Uwaga! Po tym wideo z Kuchcińskim zostaniesz psychofanem dziennikarki Wyborczej [WIDEO]

ASZdziennik
Nazywa się Justyna Dobrosz-Oracz, jest dziennikarką polityczną w Gazecie Wyborczej i właśnie udało jej się wystraszyć byłego marszałka Marka Kuchcińskiego tak, że w popłochu uciekał przez kuluary. Zobaczcie to na filmie, ale uwaga: jest duża szansa, że po tych 47 sekundach zostaniecie psychofanami Dobrosz-Oracz.
Fot. Twitter/Wideo Wyborcza.pl
No chyba że nazywacie się Marek Kuchciński.

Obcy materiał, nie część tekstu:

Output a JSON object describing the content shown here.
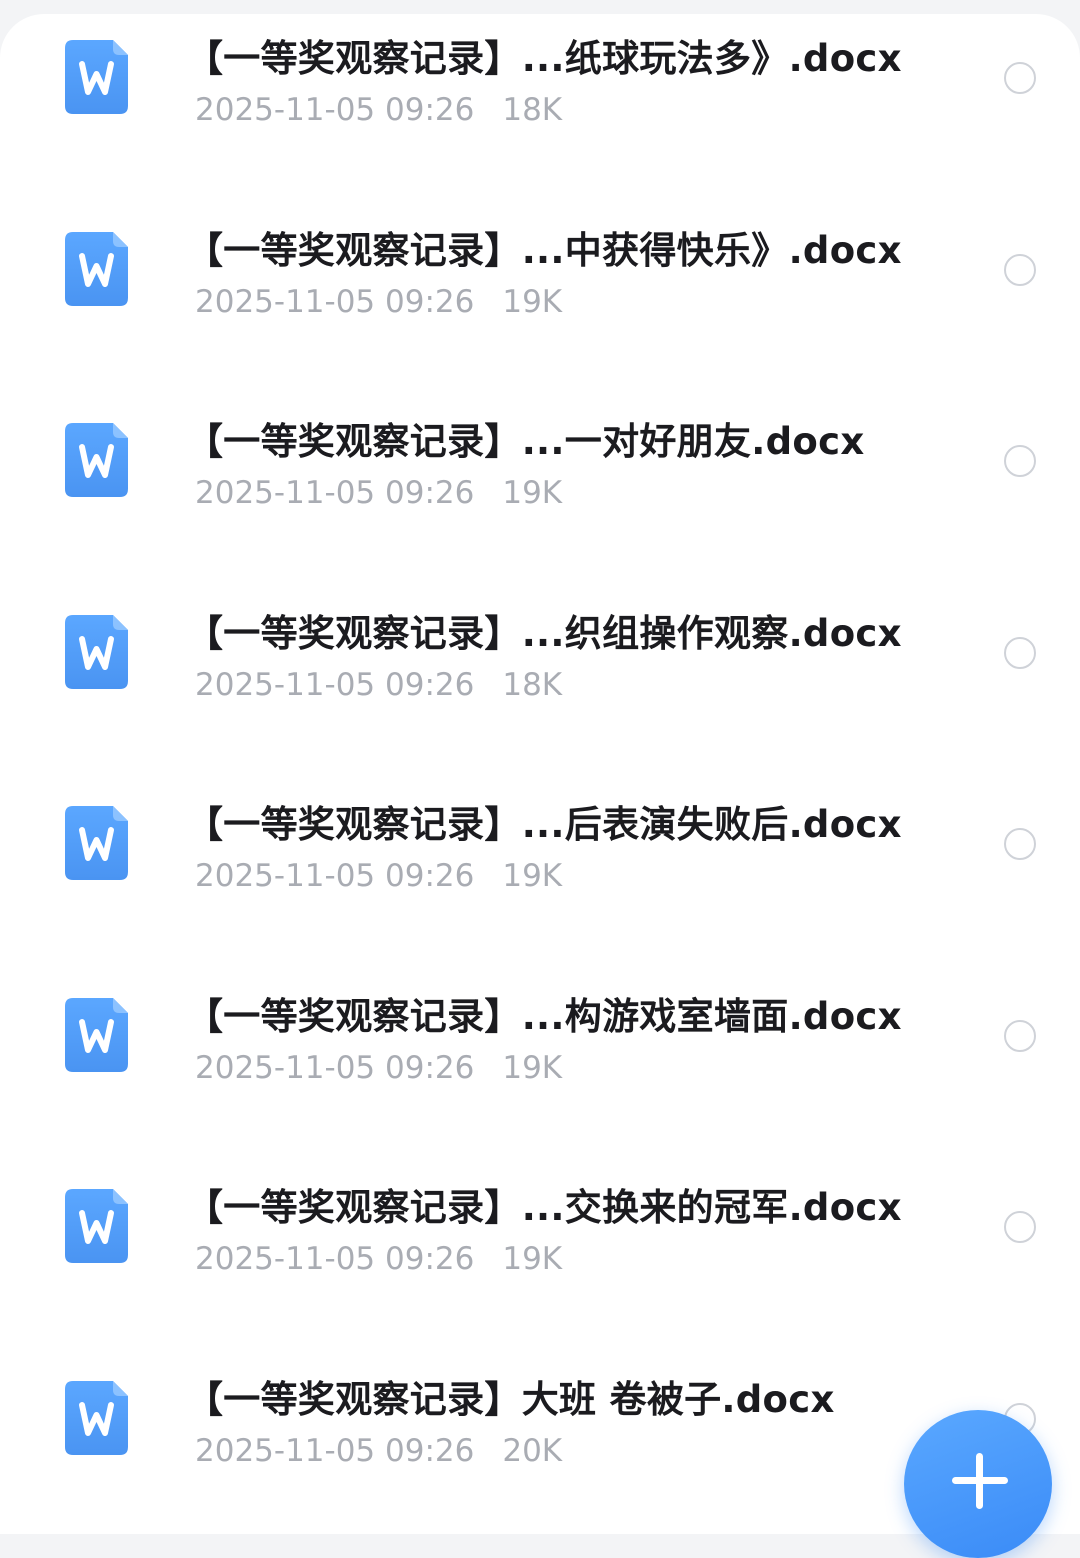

Do spłoszenia byłego marszałka dziennikarce wystarczyło jedno celnie zadane pytanie:

– Jeżeli chodzi o kilometrówki, panie marszałku, pan jeździł prywatnym samochodem jako marszałek? – spytała Dobrosz-Oracz. Chodziło o to, że Kuchciński, chociaż miał służbową limuzynę i latał sobie rządowym samolotem, i tak pobrał z państwowej kasy 6600 zł za podróże własnym autem.

I chociaż Marek Kuchciński od razu przystąpił do ucieczki, dziennikarka się nie poddawała.


– No to wie pan, czy pan jeździł? – dopytywała wytrwale, mimo że polityk zbywał ją hasłem, żeby poszła spytać o to gdzie indziej, i przyspieszył kroku. Jednak w starciu z Justyną Dobrosz-Oracz nawet długie nogi i szybki marsz niewiele dały marszałkowi.

– Pytaliśmy i jest taka kwota: 6600 zł. Pan rezygnował z ochrony czy jak to wyglądało, panie pośle? Możemy to wyjaśnić? Bo są niedomówienia… – coraz bardziej pogrążała Kuchcińskiego Dobrosz-Oracz, mimo że ten taktycznie wybrał drogę ucieczki wąskim korytarzem, w którym trudno się zmieścić dwóm osobom naraz.

A potem mruknął, że przejść nie dadzą, i szybko jak Embraer pomknął w drugą stronę.

Może pobrać kilometrówkę za ten bieg po korytarzach, a może umówić się na wywiad z jakąś milszą panią z TVP.

To jest ASZdziennik, ale ten film jest prawdziwy.